Variational Approach and Deformed Derivatives

TL;DR

This paper extends the calculus of variations to include deformed derivatives in Lagrangian systems, leading to generalized Euler-Lagrange equations and Hamiltonian formalism compatible with nonlinear and mass-dependent dynamics.

Contribution

It introduces a novel variational framework incorporating deformed derivatives into classical and field Lagrangians, expanding the theoretical tools for complex systems.

Findings

Derived extended Euler-Lagrange equations with deformed derivatives.

Formulated a generalized Hamiltonian formalism for deformed systems.

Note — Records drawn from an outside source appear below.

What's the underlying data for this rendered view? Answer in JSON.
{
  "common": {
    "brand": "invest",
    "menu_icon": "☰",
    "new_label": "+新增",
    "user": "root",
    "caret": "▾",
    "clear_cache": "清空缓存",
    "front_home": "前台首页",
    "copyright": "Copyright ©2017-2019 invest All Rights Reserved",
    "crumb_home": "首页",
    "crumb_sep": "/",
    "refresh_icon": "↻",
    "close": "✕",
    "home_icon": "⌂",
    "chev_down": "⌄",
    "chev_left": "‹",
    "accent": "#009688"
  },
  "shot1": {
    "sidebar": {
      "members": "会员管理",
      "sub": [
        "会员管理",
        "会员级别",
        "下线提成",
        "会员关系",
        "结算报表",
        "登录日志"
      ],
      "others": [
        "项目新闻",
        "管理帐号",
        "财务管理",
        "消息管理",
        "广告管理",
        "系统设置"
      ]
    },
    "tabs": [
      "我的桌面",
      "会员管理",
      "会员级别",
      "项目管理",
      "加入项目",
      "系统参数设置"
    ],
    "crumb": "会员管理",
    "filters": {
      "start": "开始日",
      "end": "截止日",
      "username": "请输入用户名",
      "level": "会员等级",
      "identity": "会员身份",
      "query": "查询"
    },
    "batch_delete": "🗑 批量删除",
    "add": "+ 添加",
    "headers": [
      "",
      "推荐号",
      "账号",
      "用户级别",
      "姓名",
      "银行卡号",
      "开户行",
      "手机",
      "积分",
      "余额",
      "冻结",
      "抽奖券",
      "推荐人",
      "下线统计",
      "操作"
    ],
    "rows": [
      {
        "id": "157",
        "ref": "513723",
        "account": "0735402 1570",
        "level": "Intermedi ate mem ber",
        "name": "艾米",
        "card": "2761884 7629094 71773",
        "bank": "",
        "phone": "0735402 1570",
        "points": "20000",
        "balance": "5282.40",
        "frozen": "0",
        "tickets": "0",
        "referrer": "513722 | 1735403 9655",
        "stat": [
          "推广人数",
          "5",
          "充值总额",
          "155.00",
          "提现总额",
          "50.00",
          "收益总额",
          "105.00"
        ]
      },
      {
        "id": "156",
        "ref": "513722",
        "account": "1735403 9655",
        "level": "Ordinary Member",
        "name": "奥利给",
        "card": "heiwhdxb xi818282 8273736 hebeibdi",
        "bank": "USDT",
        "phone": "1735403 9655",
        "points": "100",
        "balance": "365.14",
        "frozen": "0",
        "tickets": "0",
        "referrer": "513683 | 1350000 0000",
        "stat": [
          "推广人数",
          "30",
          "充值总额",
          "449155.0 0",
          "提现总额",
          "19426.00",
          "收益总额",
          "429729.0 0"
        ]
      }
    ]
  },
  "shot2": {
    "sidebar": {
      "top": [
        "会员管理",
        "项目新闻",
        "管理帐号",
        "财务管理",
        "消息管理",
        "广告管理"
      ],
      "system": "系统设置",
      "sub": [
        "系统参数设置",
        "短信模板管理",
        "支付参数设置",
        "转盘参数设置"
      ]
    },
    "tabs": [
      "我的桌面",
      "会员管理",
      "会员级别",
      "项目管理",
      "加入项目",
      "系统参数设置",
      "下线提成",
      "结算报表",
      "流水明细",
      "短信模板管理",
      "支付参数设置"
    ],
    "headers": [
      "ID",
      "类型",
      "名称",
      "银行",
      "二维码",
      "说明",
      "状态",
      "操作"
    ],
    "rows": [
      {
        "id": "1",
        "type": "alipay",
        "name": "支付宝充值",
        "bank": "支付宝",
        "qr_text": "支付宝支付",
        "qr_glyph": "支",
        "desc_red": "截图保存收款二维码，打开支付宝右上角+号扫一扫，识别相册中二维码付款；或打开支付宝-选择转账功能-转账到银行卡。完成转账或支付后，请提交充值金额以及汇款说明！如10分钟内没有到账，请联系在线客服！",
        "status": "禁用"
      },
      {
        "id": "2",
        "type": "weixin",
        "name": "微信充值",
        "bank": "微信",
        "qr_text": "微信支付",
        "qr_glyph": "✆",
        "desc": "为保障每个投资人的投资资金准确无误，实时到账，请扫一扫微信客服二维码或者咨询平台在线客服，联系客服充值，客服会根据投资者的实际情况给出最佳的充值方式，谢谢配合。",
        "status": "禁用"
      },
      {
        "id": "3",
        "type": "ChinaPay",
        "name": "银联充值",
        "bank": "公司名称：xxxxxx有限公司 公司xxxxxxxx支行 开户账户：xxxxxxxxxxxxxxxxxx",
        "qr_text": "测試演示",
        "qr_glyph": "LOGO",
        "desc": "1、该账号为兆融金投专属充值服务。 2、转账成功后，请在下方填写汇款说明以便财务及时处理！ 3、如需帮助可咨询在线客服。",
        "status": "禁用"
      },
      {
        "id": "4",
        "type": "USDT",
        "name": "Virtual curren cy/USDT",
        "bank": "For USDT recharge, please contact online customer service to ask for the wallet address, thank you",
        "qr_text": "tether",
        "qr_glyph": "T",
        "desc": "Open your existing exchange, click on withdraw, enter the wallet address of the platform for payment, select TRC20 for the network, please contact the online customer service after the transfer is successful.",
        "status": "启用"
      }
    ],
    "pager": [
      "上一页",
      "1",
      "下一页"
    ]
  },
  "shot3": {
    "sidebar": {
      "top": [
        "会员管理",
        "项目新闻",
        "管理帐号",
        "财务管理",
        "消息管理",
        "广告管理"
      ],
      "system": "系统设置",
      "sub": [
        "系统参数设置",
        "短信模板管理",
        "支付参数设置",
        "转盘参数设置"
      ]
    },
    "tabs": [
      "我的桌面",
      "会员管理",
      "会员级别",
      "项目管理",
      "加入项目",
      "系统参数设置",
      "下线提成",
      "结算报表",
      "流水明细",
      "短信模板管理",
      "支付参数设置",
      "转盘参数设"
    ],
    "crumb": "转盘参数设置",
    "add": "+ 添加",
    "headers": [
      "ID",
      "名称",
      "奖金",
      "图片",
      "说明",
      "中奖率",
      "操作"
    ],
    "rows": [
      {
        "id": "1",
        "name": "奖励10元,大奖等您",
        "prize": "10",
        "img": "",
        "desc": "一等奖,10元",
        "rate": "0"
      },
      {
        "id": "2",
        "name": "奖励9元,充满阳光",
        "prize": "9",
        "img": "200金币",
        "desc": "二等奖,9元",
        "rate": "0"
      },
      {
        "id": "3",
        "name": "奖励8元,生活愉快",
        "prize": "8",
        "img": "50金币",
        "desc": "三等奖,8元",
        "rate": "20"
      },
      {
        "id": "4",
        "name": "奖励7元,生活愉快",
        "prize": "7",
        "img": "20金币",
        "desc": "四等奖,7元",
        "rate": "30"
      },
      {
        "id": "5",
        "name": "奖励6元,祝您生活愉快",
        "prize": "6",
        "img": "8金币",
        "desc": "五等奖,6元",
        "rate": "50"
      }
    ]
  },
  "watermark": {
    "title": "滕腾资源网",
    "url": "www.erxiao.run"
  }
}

Presented examples demonstrating applications and conserved currents.

Abstract

Recently, we have demonstrated that there exists a possible relationship between q-deformed algebras in two different contexts of Statistical Mechanics, namely, the Tsallis' framework and the Kaniadakis' scenario, with a local form of fractional-derivative operators for fractal media, the so-called Hausdorff derivatives, mapped into a continuous medium with a fractal measure. Here, in this paper, we present an extension of the traditional calculus of variations for systems containing deformed-derivatives embedded into the Lagrangian and the Lagrangian densities for classical and field systems. The results extend the classical Euler-Lagrange equations and the Hamiltonian formalism. The resulting dynamical equations seem to be compatible with those found in the literature, specially with mass-dependent and with nonlinear equations for systems in classical and quantum mechanics. Examples are presented to illustrate applications of the formulation. Also, the conserved Nether current, are worked out.